The writing is on the wall for all to see; the Euro has failed and Eurozone politicians are now manoeuvring to salvage what they can from the mess.
Even as the brand new Greek Prime Minister, Lucas Papademos, says that Greece’s future lies within the Eurozone, a ‘secretive cabal’ calling itself the Frankfurt Group has been set up by French and German officials, reports the Express, with the aim of setting up their own agenda.
David Cameron calls this the Euro’s ‘moment of truth’ and Vince Cable has talked about financial ‘Armageddon’ as the Euro stumbles and crumbles before our eyes.
UK ministers, already worried by reports from Brussels that France and Germany are preparing for a Euro break up leading to recession, should be more concerned about the possible formation of a new slimmed down Eurozone based on a wholesale re-writing of the euro project, a sort of ‘Phoenix’ currency; from the ashes of the Euro a new Euro would be born, but this time based on more economic and fiscal integration of the remaining strong nations. The Euro is dead, long live the Euro!

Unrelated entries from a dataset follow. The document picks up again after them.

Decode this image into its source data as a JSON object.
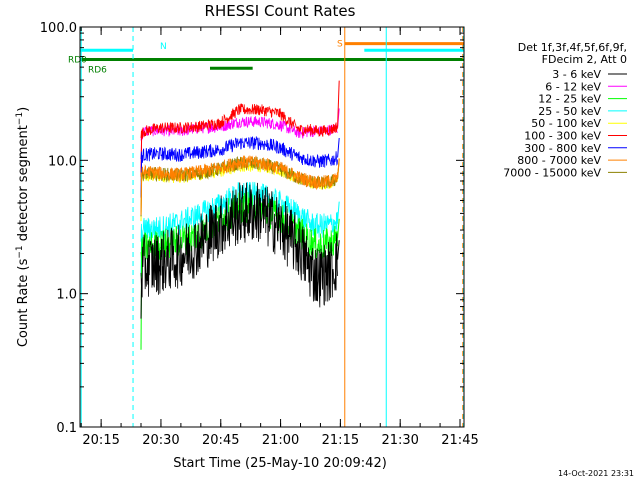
{
  "chart_data": {
    "type": "line",
    "title": "RHESSI Count Rates",
    "xlabel": "Start Time (25-May-10 20:09:42)",
    "ylabel": "Count Rate (s⁻¹ detector segment⁻¹)",
    "ylabel_parts": [
      "Count Rate (s",
      "−1",
      " detector segment",
      "−1",
      ")"
    ],
    "yscale": "log",
    "ylim": [
      0.1,
      100
    ],
    "xlim_minutes": [
      0,
      96.3
    ],
    "x_ticks": [
      {
        "label": "20:15",
        "t": 5.3
      },
      {
        "label": "20:30",
        "t": 20.3
      },
      {
        "label": "20:45",
        "t": 35.3
      },
      {
        "label": "21:00",
        "t": 50.3
      },
      {
        "label": "21:15",
        "t": 65.3
      },
      {
        "label": "21:30",
        "t": 80.3
      },
      {
        "label": "21:45",
        "t": 95.3
      }
    ],
    "y_ticks": [
      {
        "label": "100.0",
        "v": 100
      },
      {
        "label": "10.0",
        "v": 10
      },
      {
        "label": "1.0",
        "v": 1
      },
      {
        "label": "0.1",
        "v": 0.1
      }
    ],
    "legend_header": [
      "Det 1f,3f,4f,5f,6f,9f,",
      "FDecim 2, Att 0"
    ],
    "legend_position": "right",
    "series": [
      {
        "name": "3 - 6 keV",
        "color": "#000000",
        "t": [
          15.3,
          16.0,
          20.0,
          25.0,
          30.0,
          35.0,
          40.0,
          45.0,
          50.0,
          55.0,
          58.0,
          60.0,
          63.0,
          64.6
        ],
        "v": [
          1.3,
          1.6,
          1.7,
          1.9,
          2.4,
          3.2,
          4.0,
          4.1,
          3.2,
          2.2,
          1.5,
          1.35,
          1.5,
          1.8
        ]
      },
      {
        "name": "6 - 12 keV",
        "color": "#ff00ff",
        "t": [
          15.3,
          16.0,
          20.0,
          25.0,
          30.0,
          35.0,
          40.0,
          45.0,
          50.0,
          55.0,
          58.0,
          60.0,
          63.0,
          64.6
        ],
        "v": [
          15,
          16.5,
          16.8,
          16.5,
          17.5,
          17.8,
          19.5,
          19.5,
          18.5,
          16.0,
          16.5,
          16.5,
          17.0,
          17.5
        ]
      },
      {
        "name": "12 - 25 keV",
        "color": "#00ff00",
        "t": [
          15.3,
          16.0,
          20.0,
          25.0,
          30.0,
          35.0,
          40.0,
          45.0,
          50.0,
          55.0,
          58.0,
          60.0,
          63.0,
          64.6
        ],
        "v": [
          1.9,
          2.2,
          2.3,
          2.5,
          2.8,
          3.6,
          4.4,
          4.5,
          3.7,
          2.9,
          2.4,
          2.3,
          2.4,
          2.6
        ]
      },
      {
        "name": "25 - 50 keV",
        "color": "#00ffff",
        "t": [
          15.3,
          16.0,
          20.0,
          25.0,
          30.0,
          35.0,
          40.0,
          45.0,
          50.0,
          55.0,
          58.0,
          60.0,
          63.0,
          64.6
        ],
        "v": [
          2.7,
          3.0,
          3.1,
          3.4,
          3.9,
          4.6,
          5.6,
          5.5,
          4.8,
          3.9,
          3.3,
          3.2,
          3.3,
          3.5
        ]
      },
      {
        "name": "50 - 100 keV",
        "color": "#ffff00",
        "t": [
          15.3,
          16.0,
          20.0,
          25.0,
          30.0,
          35.0,
          40.0,
          45.0,
          50.0,
          55.0,
          58.0,
          60.0,
          63.0,
          64.6
        ],
        "v": [
          7.0,
          7.5,
          7.6,
          7.4,
          7.8,
          8.2,
          9.0,
          9.0,
          8.5,
          7.2,
          6.8,
          6.6,
          6.8,
          7.2
        ]
      },
      {
        "name": "100 - 300 keV",
        "color": "#ff0000",
        "t": [
          15.3,
          16.0,
          20.0,
          25.0,
          30.0,
          35.0,
          40.0,
          45.0,
          50.0,
          55.0,
          58.0,
          60.0,
          63.0,
          64.6
        ],
        "v": [
          15.5,
          16.5,
          17.5,
          17.5,
          18.0,
          19.0,
          24.0,
          24.0,
          22.5,
          17.0,
          17.0,
          16.5,
          17.0,
          18.0
        ]
      },
      {
        "name": "300 - 800 keV",
        "color": "#0000ff",
        "t": [
          15.3,
          16.0,
          20.0,
          25.0,
          30.0,
          35.0,
          40.0,
          45.0,
          50.0,
          55.0,
          58.0,
          60.0,
          63.0,
          64.6
        ],
        "v": [
          10.5,
          11.0,
          11.2,
          11.0,
          11.5,
          12.0,
          13.5,
          13.5,
          12.5,
          10.5,
          10.0,
          9.8,
          10.0,
          10.5
        ]
      },
      {
        "name": "800 - 7000 keV",
        "color": "#ff8000",
        "t": [
          15.3,
          16.0,
          20.0,
          25.0,
          30.0,
          35.0,
          40.0,
          45.0,
          50.0,
          55.0,
          58.0,
          60.0,
          63.0,
          64.6
        ],
        "v": [
          7.8,
          8.2,
          8.0,
          7.8,
          8.2,
          8.8,
          9.7,
          9.6,
          8.8,
          7.4,
          7.0,
          6.8,
          7.0,
          7.4
        ]
      },
      {
        "name": "7000 - 15000 keV",
        "color": "#8b8000",
        "t": [
          15.3,
          16.0,
          20.0,
          25.0,
          30.0,
          35.0,
          40.0,
          45.0,
          50.0,
          55.0,
          58.0,
          60.0,
          63.0,
          64.6
        ],
        "v": [
          7.6,
          8.0,
          7.9,
          7.7,
          8.0,
          8.6,
          9.5,
          9.4,
          8.6,
          7.3,
          6.9,
          6.7,
          6.9,
          7.3
        ]
      }
    ],
    "flag_bars": [
      {
        "label": "RD0",
        "color": "#008000",
        "v": 57,
        "segments": [
          [
            0,
            32.6
          ],
          [
            32.6,
            96.3
          ]
        ]
      },
      {
        "label": "RD6",
        "color": "#008000",
        "v": 49,
        "segments": [
          [
            32.6,
            43.3
          ]
        ]
      },
      {
        "label": "N",
        "color": "#00ffff",
        "v": 67,
        "segments": [
          [
            0,
            13.3
          ]
        ]
      },
      {
        "label": "N",
        "color": "#00ffff",
        "v": 67,
        "segments": [
          [
            71.3,
            96.3
          ]
        ]
      },
      {
        "label": "S",
        "color": "#ff8000",
        "v": 75,
        "segments": [
          [
            66.4,
            96.3
          ]
        ]
      }
    ],
    "vertical_markers": [
      {
        "t": 0.3,
        "color": "#00ffff",
        "style": "solid"
      },
      {
        "t": 13.3,
        "color": "#00ffff",
        "style": "dashed"
      },
      {
        "t": 66.4,
        "color": "#ff8000",
        "style": "solid"
      },
      {
        "t": 76.8,
        "color": "#00ffff",
        "style": "solid"
      },
      {
        "t": 96.0,
        "color": "#ff8000",
        "style": "dashed"
      },
      {
        "t": 96.2,
        "color": "#00ffff",
        "style": "dashed"
      }
    ],
    "timestamp": "14-Oct-2021 23:31"
  }
}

There would of course be a period (many years) of low or negative growth in Europe, but this new ‘Super-Eurozone’ would consist of the high rollers in the economic and productivity stakes within the old Eurozone without the drag factor of the lower performing states holding it back. It would therefore be well placed to rebound quickly while the rest of the Eurozone and wider EU struggle.
This is a real threat to the rest of the EU members. A strong caucus of states working together within the EU backed up with voting powers within council of ministers’ meetings and a large number of MEPs.
What this amounts to is a whole new, very large and powerful country joining the EU club and then being over-endowed with political power.
As a minimum the UK and other non-Eurozone members, if they want to stay in the EU, need to push for a review of how voting powers are allocated to member states’ ministers, so that if a caucus such as the Eurozone continues to exist it only has the political power of a single nation not that of all its constituent nations. That means one seat in council of ministers’ meetings as well as a reduced number of MEPs.
Without this any new even more integrated Eurozone would have an extremely unfair advantage over the rest.